Closed JamesPHoughton closed 1 year ago
There are so many competing effects here. I wonder which ones matter most and which ones are worth trying to attend to most directly.
I know people grab hits like this but I'm not sure it consumes a majority of spaces (especially if we suitably constrain participants), or if it is just a small portion.
Do you have a strong sense of how critical these things are?
A developed version of this (both the challenges and potential solutions) would make an amazing post for the empirica blog https://empirica.ly/blog
Also, I think we can easily get SAGE publishing to post it on their MethodSpace https://www.methodspace.com/ (let me know if you are interested, and I will make the intro).
@amaatouq Sure, would love to write up more, probably after we test a bunch... =)
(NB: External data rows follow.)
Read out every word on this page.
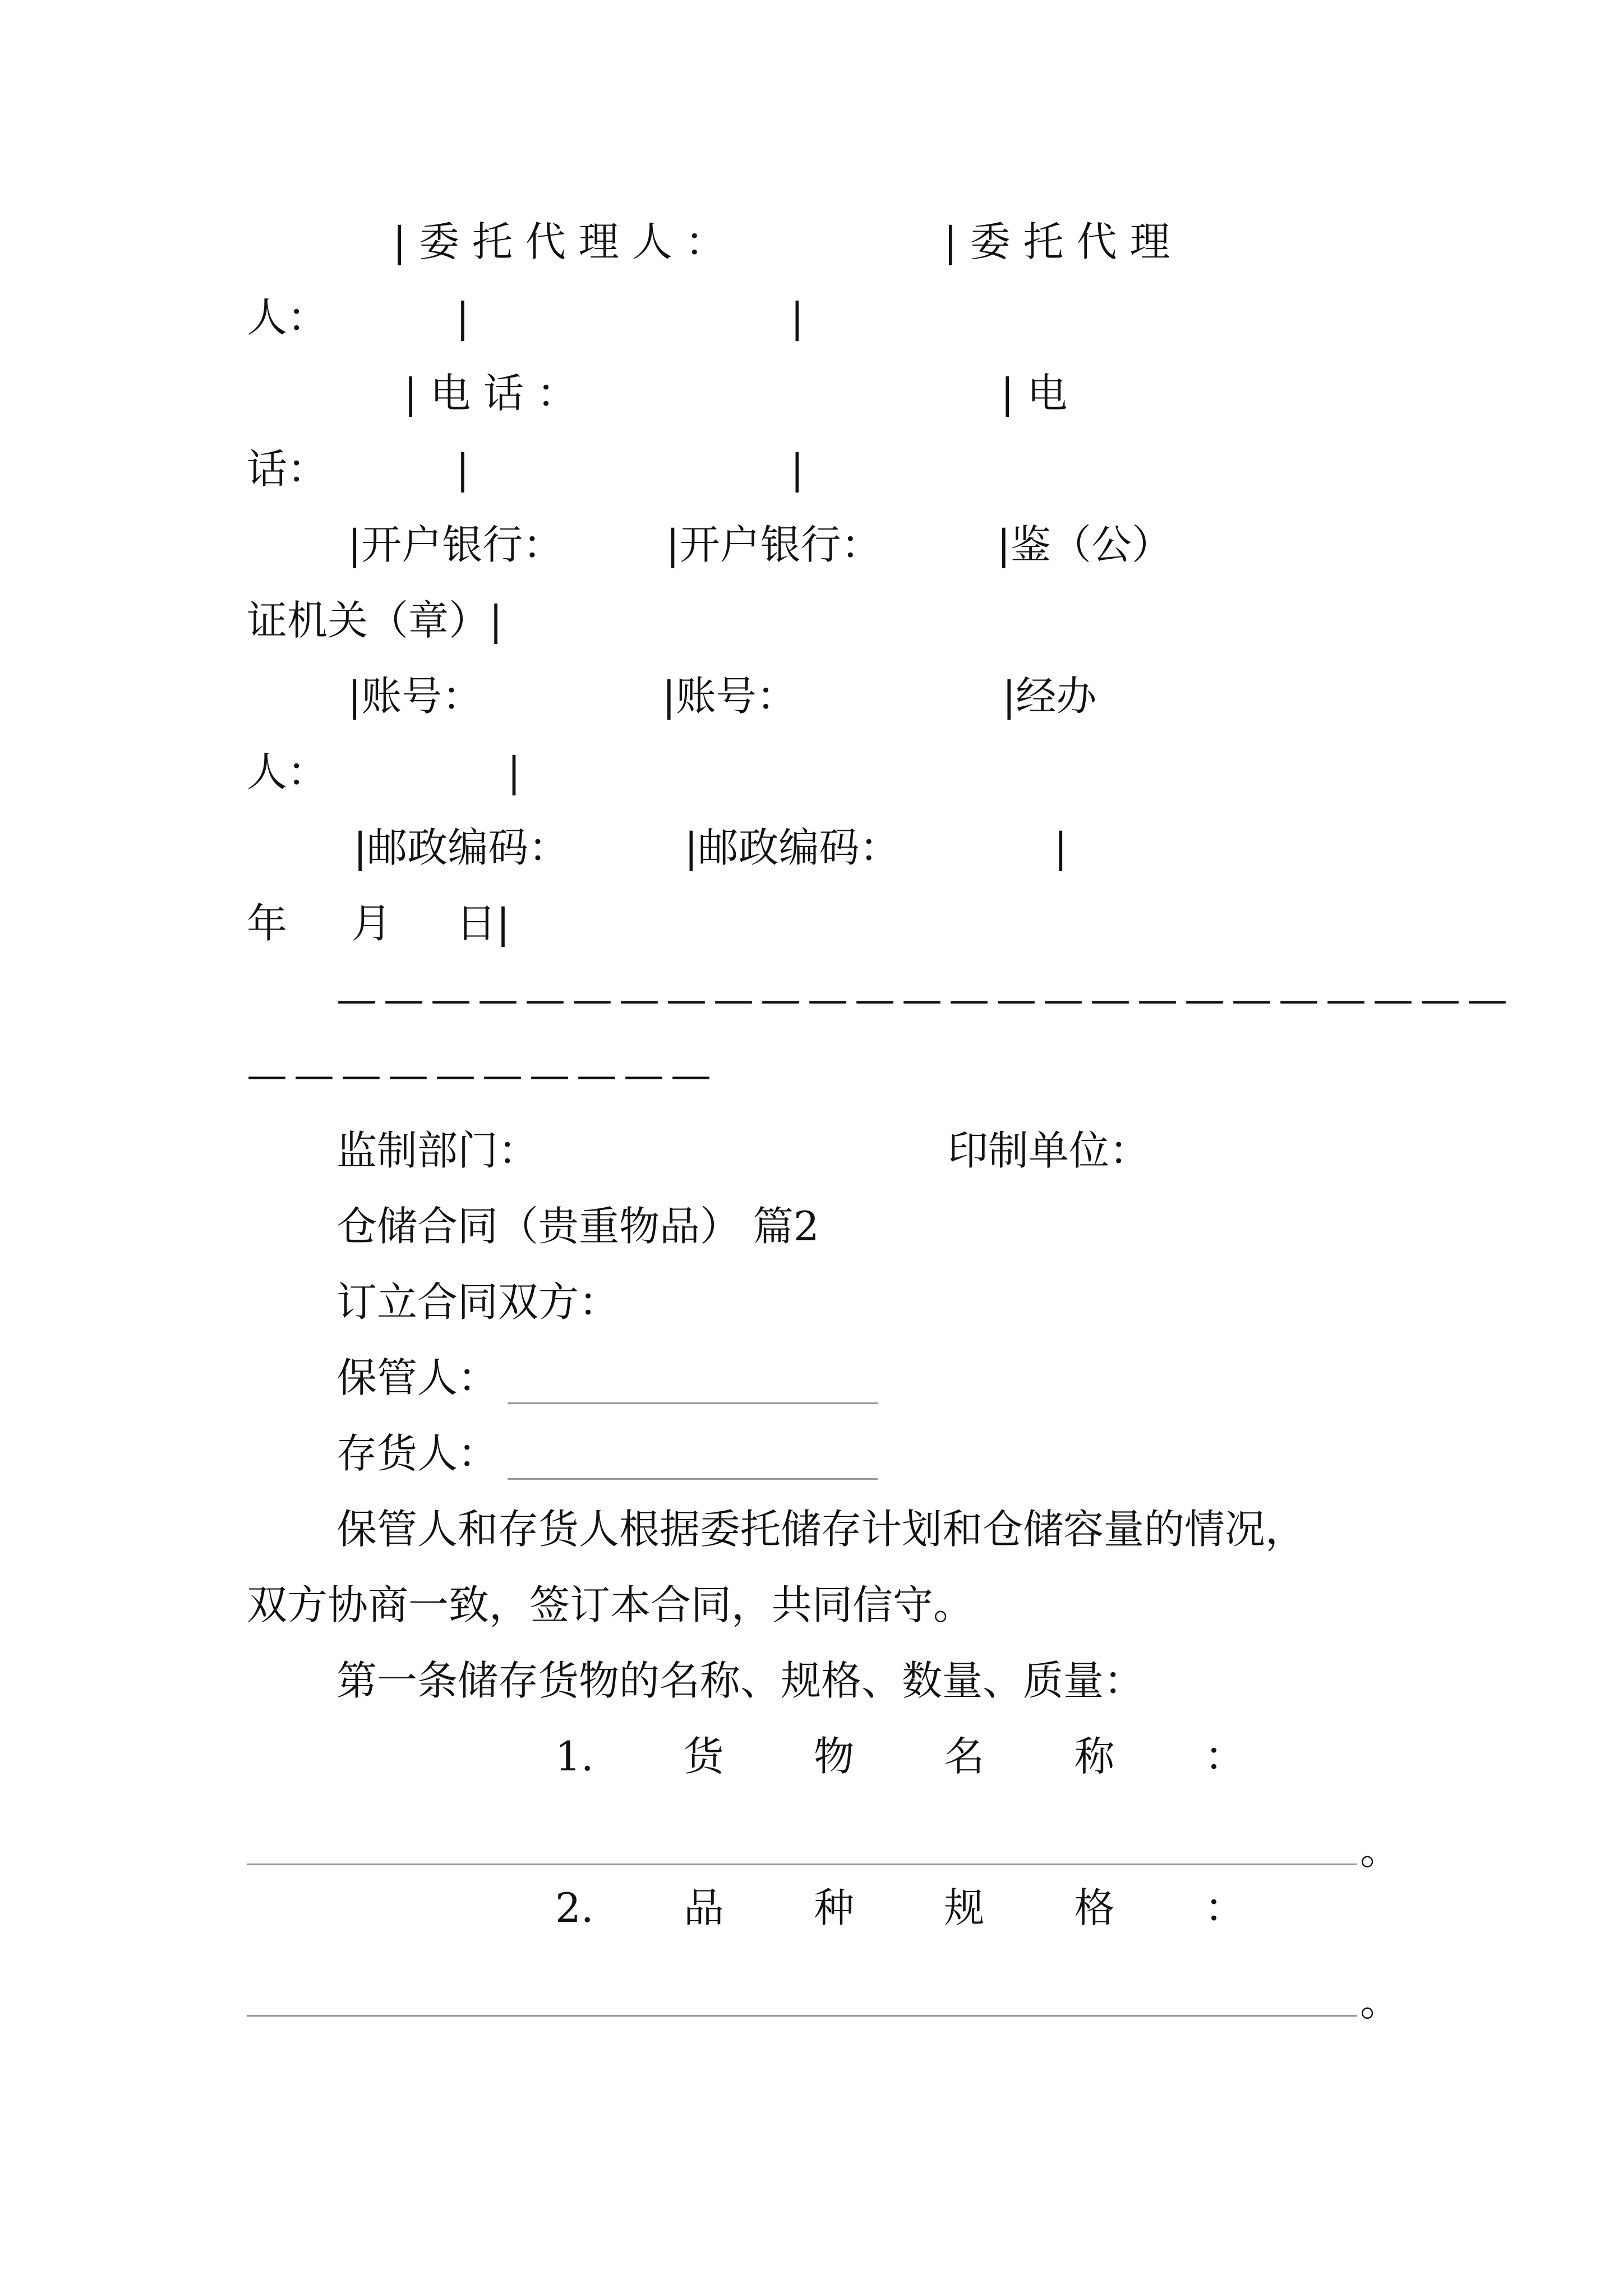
| 委 托 代 理 人 ：                 | 委 托 代 理
人：          |                         |
| 电 话 ：                                 | 电
话：          |                         |
|开户银行：        |开户银行：         |鉴（公）
证机关（章）|
|账号：              |账号：                |经办
人：              |
|邮政编码：         |邮政编码：            |
年     月     日|
—————————————————————————
——————————
监制部门：	印制单位：
仓储合同（贵重物品） 篇2
订立合同双方：
保管人：
存货人：
保管人和存货人根据委托储存计划和仓储容量的情况，
双方协商一致，签订本合同，共同信守。
第一条储存货物的名称、规格、数量、质量：
1.       货       物       名       称       ：
。
2.       品       种       规       格       ：
。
@markwhiting my sense is that it is a minority of workers overall, but may be a majority of HITs that get completed, as it's biased towards the most active users. I've definitely had problems with HIT squatting in experiments.
Notes from discussion:
Another strategy I've used is around adding in players after the initial recruitment. This is tricky and perhaps a bit too case specific. It's especially useful if theres something like a rolling experiment start for repeated experiments, but again, rather specific to that setting.
Possible HIT sequencing:
demo
HIT funnel
We can think about the process of collecting data from turk workers as a funnel, in which potential participants enter, but through a number of "off ramps" fail to translate to data.
Some of the off ramps are things we can't really control: some people will not want to do the HIT regardless of what else we do, once they know they will need to use a webcam.
Other off-ramps are things that we can address by improving how we use turk - scheduling HITs, notifying workers, etc.
There are a few facets of recruitment which have to do with multiplayer games specifically.
One is that the most prolific turkers generally have "scripts" that go out and fetch HITs for them, which automatically enter their queue, and don't get seen until they finish other things. This means that if we set a HIT duration to be long enough for the whole game, these participants tend to miss the start by the time they get to the HIT. At the same time, they are "squatting" a HIT, so it isn't available to someone else. We can instead work with these scripts by paying after they complete intro steps (5 mins?) and setting HIT availability so that this must be complete before the group stage starts.
Another challenge is that if we have a batch with a large number of conditions, it is possible that there will be multiple people sitting in games waiting for other people to arrive. This is compounded if there is a lot of dropout in the intro steps (as there is in webcam experiments) If we can randomize people to groups at "launch" then we don't care so much about dropouts that happen during intro steps.